Labour Launches Attack Ads Ridiculing Rishi Sunak’s Signed Tweets Amid Job Fears

Labour Sunak advert

Labour is launching a series of attack ads that link chancellor Rishi Sunak’s personally signed tweets with the prospect of rising unemployment.

Titled “It’s Got His Name All Over It”, the Facebook campaign will from Wednesday target Tory seats which the Opposition claims are set to lose jobs because of a lack of targeted support from the government.

The party says that key sectors such as aviation, tourism and hospitality are at most risk from Sunak’s refusal to offer specific alternatives to his furlough scheme that is due to end next month.

The chancellor’s recent “Winter Economic Plan” set out new moves to subsidise the pay of workers who move to part-time hours, but critics have claimed that they fail to offer employers sufficient incentives to keep staff on.
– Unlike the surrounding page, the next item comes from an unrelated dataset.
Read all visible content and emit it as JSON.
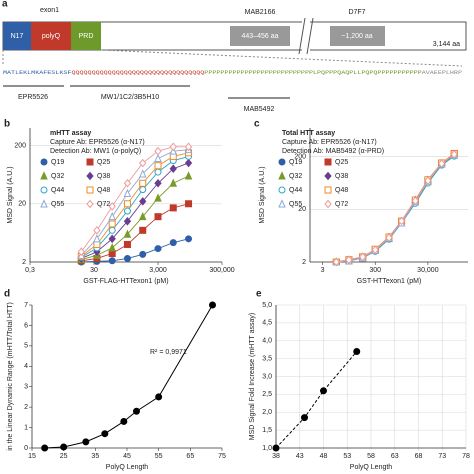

Sunak began his signature tweets earlier this year, adding his autograph to various PR campaigns to highlight his jobs support plans, stamp duty and VAT cuts, and his “Eat Out To Help Out” discounts for restaurants in August.

But Labour estimates that more than half a million jobs are at risk in parliamentary seats that switched to the Tories in the general election last year.

Sunak raised eyebrows even among some Conservative backbenchers when he launched his branded social media posters in the summer, prompting suggestions that he was preparing a future leadership bid.

Shadow chancellor Anneliese Dodds said: “Last week the Chancellor should have protected jobs with a proper work sharing scheme that incentivised employers to keep more staff on. Instead, he’s telling British business to start laying people off because no more help is coming.

“This wasn’t by accident – it was by design. The Chancellor’s sink or swim mentality is a throwback to the worst days of Thatcher, and just like in the 1980s people on the lowest incomes will pay the highest price.”

The Treasury has pointed out that it has pumped unprecedented amounts of money into saving jobs but that such levels of support cannot continue indefinitely and only “viable” jobs were likely to be saved.

Sunak said last week that he hoped that his new Job Support Scheme – where government will help top up part-time workers’ wages with employers to at least three-quarters of their full-time pay – would “benefit large numbers”.

Health minister Helen Whately said on Monday that “it doesn’t make sense to continue supporting jobs where there simply isn’t work at the moment”, a comment that led critics to suggest the government was abandoning sectors like hospitality.

Hours later, the Tory party issued its own counter-attack ad, mocking Labour for seeking to claim credit for Sunak’s previous announcements.